As suggested in a recent rant, the Net to a large extent consists of irrelevancy and narcissism. We’re mostly fed what we already know. What we’re served is hardly about relevance, but crude attempts to grab attention. An often pay-averse and bored digital bohemia decides what’s important. It takes some mastery to find one’s way through the oversupply of stuff that’s outright futile and simply doesn’t matter. On the other hand, the Internet can be highly productive and inspiring tool if one is able to sort the sheep from the goats. So here’s a kind of rant 2.0 — just imagine how the digital camera altered the way we photograph:
Things have changed dramatically within the past dozen years or so. At the turn of the millennium it was still a foolish privilege to have a serious digital cameras. The first capable digital Canons, Nikon, Fujifilms and Kodaks were dearly expensive, monstrous, underperforming and slow.
Film though quickly lost its appeal. The digital revolution made the photographer’s former trinity of aperture (depth of field), speed (motion) and ISO (sensitivity) look like boring child’s play. New cameras are computers offering a wide selection of functions and modes. In the end photography is still all about aperture, speed and ISO, yet our minds and eyes are diverted by the goodies these new multifunctional über-machines offer.
This has consequences on not only how we operate the cameras a.k.a. machines, but also on how we photograph:
- In the film days, I know a roll of film has 36 exposures and I have just so many rolls of film. Film is precious. I take my time to shoot. In the digital days, I enjoy virtually endless storage capability. The only limitation is how quickly I can operate the mighty beast. Meanwhile, so focused on a myriad of menus, functions and settings, I risk losing sight of what I actually try to be focused on…
- In the film days, the only menu offered is choosing the right speed and aperture. ISO is determined by the film used. When pushing a film one or two stops, well then the whole roll of film is pushed one or two stops. In the digital days, each and every exposure might have a multitude of corrective settings activated (against noise, for better dynamic range, tonal filters, etc.). It takes some practice to know what I really want in each occasion… Why didn’t I? I should have! Darn, forgot this…
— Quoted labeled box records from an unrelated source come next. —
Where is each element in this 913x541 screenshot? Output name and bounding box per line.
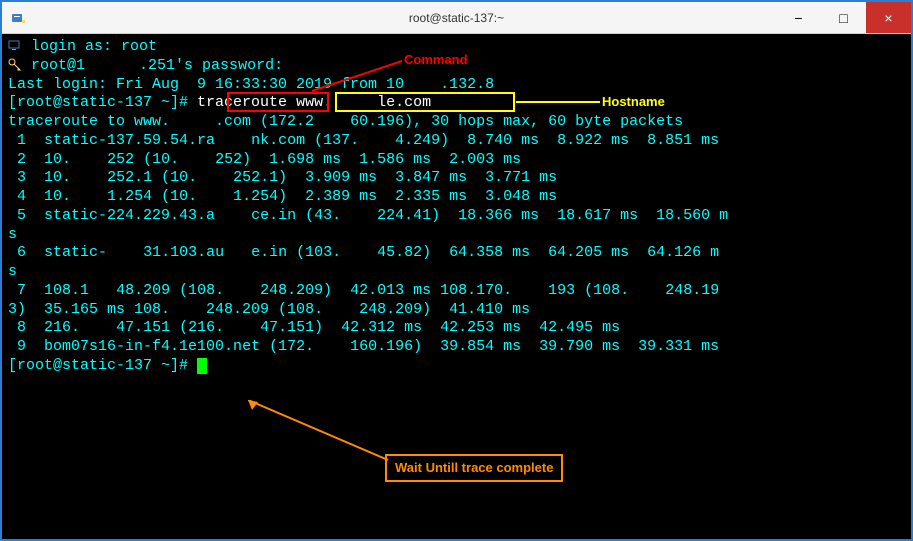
key-icon — [8, 58, 22, 72]
terminal-line: 1 static-137.59.54.ra nk.com (137. 4.249… — [8, 132, 905, 151]
terminal-line: s — [8, 263, 905, 282]
terminal-line: 3 10. 252.1 (10. 252.1) 3.909 ms 3.847 m… — [8, 169, 905, 188]
titlebar: root@static-137:~ − □ × — [2, 2, 911, 34]
wait-arrow — [248, 400, 408, 470]
terminal-body[interactable]: login as: root root@1 .251's password: L… — [2, 34, 911, 539]
terminal-line: 8 216. 47.151 (216. 47.151) 42.312 ms 42… — [8, 319, 905, 338]
hostname-text: www. le.com — [296, 94, 431, 111]
window-title: root@static-137:~ — [2, 11, 911, 25]
maximize-button[interactable]: □ — [821, 2, 866, 33]
terminal-line: login as: root — [8, 38, 905, 57]
window-controls: − □ × — [776, 2, 911, 33]
close-button[interactable]: × — [866, 2, 911, 33]
terminal-prompt: [root@static-137 ~]# — [8, 357, 905, 376]
terminal-line: 6 static- 31.103.au e.in (103. 45.82) 64… — [8, 244, 905, 263]
terminal-line: 7 108.1 48.209 (108. 248.209) 42.013 ms … — [8, 282, 905, 301]
terminal-line: root@1 .251's password: — [8, 57, 905, 76]
minimize-button[interactable]: − — [776, 2, 821, 33]
terminal-line: 4 10. 1.254 (10. 1.254) 2.389 ms 2.335 m… — [8, 188, 905, 207]
terminal-line: [root@static-137 ~]# traceroute www. le.… — [8, 94, 905, 113]
terminal-line: 9 bom07s16-in-f4.1e100.net (172. 160.196… — [8, 338, 905, 357]
terminal-line: 2 10. 252 (10. 252) 1.698 ms 1.586 ms 2.… — [8, 151, 905, 170]
terminal-line: traceroute to www. .com (172.2 60.196), … — [8, 113, 905, 132]
terminal-line: Last login: Fri Aug 9 16:33:30 2019 from… — [8, 76, 905, 95]
wait-label: Wait Untill trace complete — [385, 454, 563, 482]
terminal-window: root@static-137:~ − □ × login as: root r… — [0, 0, 913, 541]
cursor — [197, 358, 207, 374]
terminal-line: 3) 35.165 ms 108. 248.209 (108. 248.209)… — [8, 301, 905, 320]
putty-icon — [10, 10, 26, 26]
terminal-line: 5 static-224.229.43.a ce.in (43. 224.41)… — [8, 207, 905, 226]
monitor-icon — [8, 39, 22, 53]
command-text: traceroute — [197, 94, 287, 111]
terminal-line: s — [8, 226, 905, 245]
- In the film days, I see a scene and I know exactly how to react with the camera. Because the camera’s settings are always the same. The camera is nothing more than an instrument to capture light. In the digital days, if not internalized through repetitive practice, practice, practice, that instrument with a multitude of confusing functions and settings risks becoming the center of attention, diverting the focus away from light, exposure, composition. Oops, just missed it again, the decisive moment.
- In the film days, I waste no time reviewing images. I stay focused while motives change. In the digital days, well, these cameras even have Web connectivity. I’m turned into a multifunctional being sharing everything instantly with the Whole Wide World (as if anyone would care)…
- In the film days, unable to review images, I turn my attention back to people and the surroundings when the camera is switched off. In the digital days, I keep on reviewing, guessing, trying, sharing, connecting, hell let’s start all over again!
- In the film days, even mom and dad smile for the camera. In the digital days, they’re slowly but surely getting sick of it. Not again.
- In the film days, if I ask a stranger for a group photo, I have to trust the person and select him or her carefully from other potential candidates able to handle a camera. In the digital days, anyone is able to take a picture. Yet I’m not pleased with the result. I review the photo and ask the person to take it again.
- In the film days, the inexistence of EXIF makes it a virtue to note down settings when shooting. The careful analysis after developing the film is a fundamental sine qua non to improve one’s photography. Everything goes in the digital days. Why care when I got hundreds of rolls of film on a single memory chip, allowing me to experiment, test and try. A few keepers per a thousand snaps, not a bad yield. Isn’t it.
- In the film days, after reviewing the developed images and carefully analyzing what can be done better, I have no other choice to improve my photography by improving my own skills.
- In the film days, the really fine work deserves to be printed, hangs on the walls and I enjoy it every day. In the digital days, the moment I post it, it’s lost on a timeline…
Doesn’t mean one is not able to use the “film approach” with a digital camera. Yet it’s highly unlikely that most photographers ignore all the bells and whistles — and traps! — today’s digital cameras offer. If you’re able to find your way through the myriad of possibilities and know exactly what you’re doing, well then hail the digital revolution. Otherwise use factory settings. Switch off all those bells and whistles and bring to perfection what’s the essence of photography since its invention: the mastery of aperture, speed and sensitivity.
Set up the basics. Then ignore the menu. Get rid of the clutter.
If you still need in-camera processings, most of what can be set in-camera can be done later on the computer.
Slow photography, a.k.a. using your digital like a film camera, develops a feel for light that we usually ask the camera to do. Give it a try. Put yourself back into control. The camera is just a machine to control and capture light, and not the center of attention. It’s all very simple, really. And the more simple it gets, the easier we understand and master it.